Dissecting the role and mechanism of MLLT10 fusion proteins to treat pediatric leukemia
Children with certain types of leukemia have a specific genetic mutation where a gene called MLLT10 gets scrambled and fused with other genes. This mix-up disrupts how genes are normally turned on and off, causing abnormal cell growth and leukemia. These leukemias are difficult to treat. Many research teams are studying how this MLLT10 fusion works to cause leukemia. Two key features of the scrambled genes have been discovered: 1) a part of the fusion gene that sticks to important machinery for gene control, and 2) a flexible, floppy region that might be helping to build abnormal structures inside cells. These abnormal structures might further mess up gene control. We want to understand this process better and use this knowledge to develop new treatments for aggressive childhood leukemia.
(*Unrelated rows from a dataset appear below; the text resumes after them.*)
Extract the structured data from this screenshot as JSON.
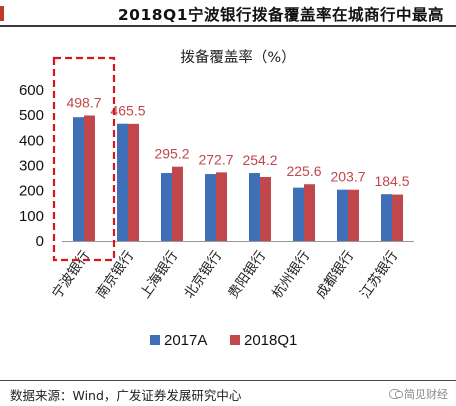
{
  "header": {
    "title": "2018Q1宁波银行拨备覆盖率在城商行中最高"
  },
  "footer": {
    "source": "数据来源：Wind，广发证券发展研究中心",
    "watermark": "简见财经"
  },
  "colors": {
    "series_2017A": "#3f6fb6",
    "series_2018Q1": "#c0474c",
    "label": "#c0474c",
    "highlight_box": "#d9141b"
  },
  "chart_data": {
    "type": "bar",
    "title": "拨备覆盖率（%）",
    "categories": [
      "宁波银行",
      "南京银行",
      "上海银行",
      "北京银行",
      "贵阳银行",
      "杭州银行",
      "成都银行",
      "江苏银行"
    ],
    "series": [
      {
        "name": "2017A",
        "values": [
          492,
          466,
          270,
          266,
          270,
          212,
          204,
          186
        ]
      },
      {
        "name": "2018Q1",
        "values": [
          498.7,
          465.5,
          295.2,
          272.7,
          254.2,
          225.6,
          203.7,
          184.5
        ]
      }
    ],
    "data_labels": [
      "498.7",
      "465.5",
      "295.2",
      "272.7",
      "254.2",
      "225.6",
      "203.7",
      "184.5"
    ],
    "yticks": [
      "600",
      "500",
      "400",
      "300",
      "200",
      "100",
      "0"
    ],
    "ylim": [
      0,
      600
    ],
    "grid": false,
    "legend": "bottom",
    "highlight": "宁波银行"
  }
}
Their plan has two parts: 1) figure out how to break apart these scrambled genes and restore normal gene function, and 2) develop drugs targeting the cancer cells with this MLLT10 fusion like a sniper taking out only the cancer cells.
Project Goal
We aim to understand how a specific genetic defect (MLLT10 fusion) causes a tough type of childhood leukemia. Specifically, we aim to figure out how the faulty gene works. We will look at how it affects the methylation of histones, which can turn genes on or off. We will also see how the faulty gene affects the creation of proteins from instructions in genes. Finally, we will test a harmless version of the faulty gene to see if it still causes leukemia, helping them understand which part (histone methylation or protein creation) is more important. Part 2: Developing new treatments. We will study the flexible part of the faulty gene to see if it helps build abnormal structures. If so, they'll try to develop ways to disrupt these structures, potentially stopping the faulty gene from causing leukemia. They're also looking at unique features of the faulty gene to design medications that target only cancer cells with this defect, leaving healthy cells unharmed. By understanding how the faulty gene works and developing ways to target it, we hope to create new treatments for this aggressive childhood leukemia.